Oil recovers to end at $40.45, after hitting milestone

Le pétrole passe sous la barre des 40 $, une catastrophe pour le gouvernement Harper et l'économie canadienne

U.S. oil prices recorded their eighth consecutive week of falls, the longest losing streak since 1986, after a sharp drop in Chinese manufacturing increased worries over the health of the world's biggest energy consumer.

U.S. oil futures fell below $40 a barrel for the first time since 2009 on Friday before settling down 87 cents, or 2.11 percent at $40.45 a barrel.

Baker Hughes also said that U.S. weekly rig counts rose for the fifth straight week, increasing by 2 to 674. Last year, U.S. oil rigs totaled 1,564.

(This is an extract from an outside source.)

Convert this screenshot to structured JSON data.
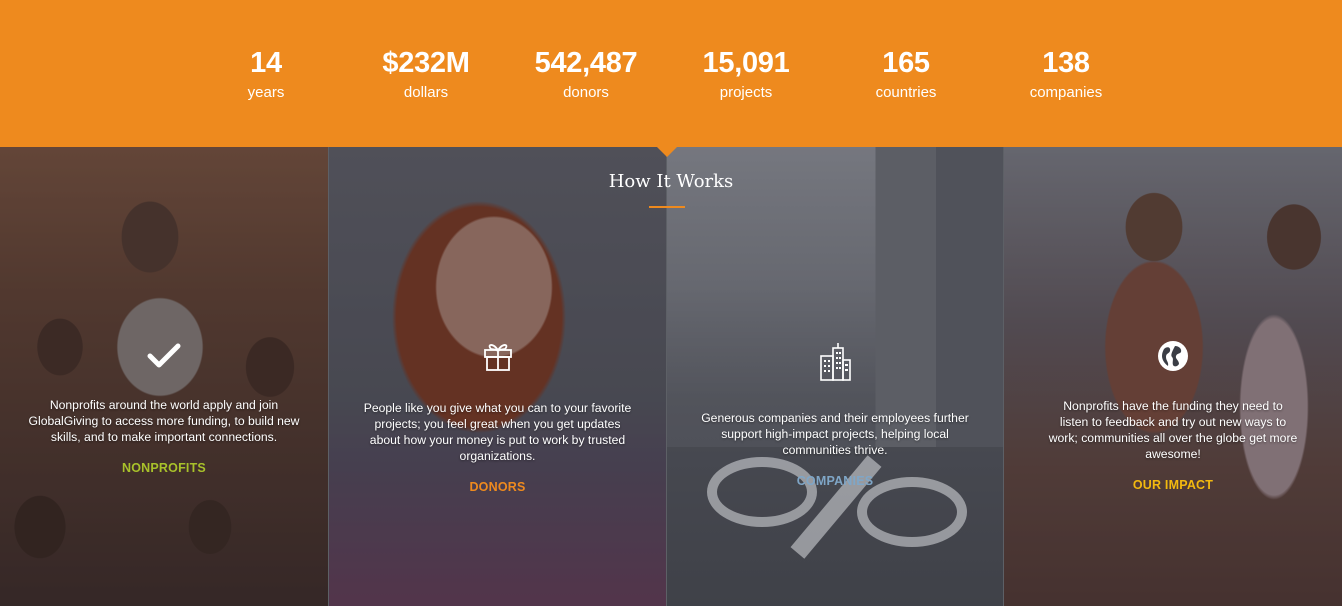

Activity in China's factory sector shrank at its fastest pace in almost 6-1/2 years in August as domestic and export demand dwindled, adding to worries about lower consumption of crude in the second-biggest oil user.

Asian and European stocks followed Wall Street lower as fears took hold of a China-led slowdown in global growth.

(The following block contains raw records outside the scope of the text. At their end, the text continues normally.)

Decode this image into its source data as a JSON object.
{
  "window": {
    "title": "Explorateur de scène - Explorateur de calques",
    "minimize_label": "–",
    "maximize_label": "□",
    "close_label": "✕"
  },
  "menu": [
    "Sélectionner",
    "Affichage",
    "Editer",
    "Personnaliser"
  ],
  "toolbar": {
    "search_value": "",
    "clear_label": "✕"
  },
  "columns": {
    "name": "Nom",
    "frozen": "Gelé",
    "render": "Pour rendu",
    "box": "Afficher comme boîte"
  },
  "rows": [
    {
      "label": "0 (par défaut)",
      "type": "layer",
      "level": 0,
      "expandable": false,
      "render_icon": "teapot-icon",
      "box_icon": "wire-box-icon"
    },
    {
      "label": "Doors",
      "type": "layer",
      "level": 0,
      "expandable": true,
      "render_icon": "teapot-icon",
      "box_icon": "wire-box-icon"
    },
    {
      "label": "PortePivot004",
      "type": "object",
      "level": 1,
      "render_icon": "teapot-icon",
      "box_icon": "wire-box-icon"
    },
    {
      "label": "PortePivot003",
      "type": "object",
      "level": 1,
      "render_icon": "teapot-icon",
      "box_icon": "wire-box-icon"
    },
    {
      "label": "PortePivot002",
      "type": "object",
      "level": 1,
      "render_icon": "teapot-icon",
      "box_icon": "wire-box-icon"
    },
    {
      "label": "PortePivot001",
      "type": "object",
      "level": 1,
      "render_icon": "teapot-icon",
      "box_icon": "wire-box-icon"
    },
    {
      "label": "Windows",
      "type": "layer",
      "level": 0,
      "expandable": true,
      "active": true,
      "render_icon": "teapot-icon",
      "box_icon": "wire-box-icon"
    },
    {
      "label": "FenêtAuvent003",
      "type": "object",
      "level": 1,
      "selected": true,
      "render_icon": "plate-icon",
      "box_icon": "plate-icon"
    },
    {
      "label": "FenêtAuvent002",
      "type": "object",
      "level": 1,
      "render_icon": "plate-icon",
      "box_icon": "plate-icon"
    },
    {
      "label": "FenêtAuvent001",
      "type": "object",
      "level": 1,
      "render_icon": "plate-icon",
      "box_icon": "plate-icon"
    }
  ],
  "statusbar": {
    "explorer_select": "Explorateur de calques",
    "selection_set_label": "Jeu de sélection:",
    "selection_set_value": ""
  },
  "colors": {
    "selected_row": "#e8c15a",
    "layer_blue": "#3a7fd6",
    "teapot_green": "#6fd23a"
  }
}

Brent oil was on track for its seventh weekly decline in eight, down 2.40 percent at $45.50 a barrel, after settling 54 cents lower on Thursday.

"The market is stuck in a relentless downtrend," said Robin Bieber, a director at London brokerage PVM Oil Associates. "The trend is down - stick with it."

In late 1985, oil prices slumped to $10 from around $30 over five months as OPEC raised output to regain market share following an increase in non-OPEC production.

"Weighing on prices is the continued ample supply with crude oil builds in the U.S. and OPEC pumping at record levels," said Michael Poulsen at Global Risk Management. "Fear of slowing growth in China is increasing."

The dollar fell on receding expectations of a U.S. interest rate rise in September, providing some support for oil.

But technical price charts for almost all the big oil futures markets looked bearish, PVM's Bieber said.

"The only silver lining we are seeing coming from the United States is that refining rates remain high and that crude production continues to fall," Daniel Ang at Singapore-based Philip Futures said.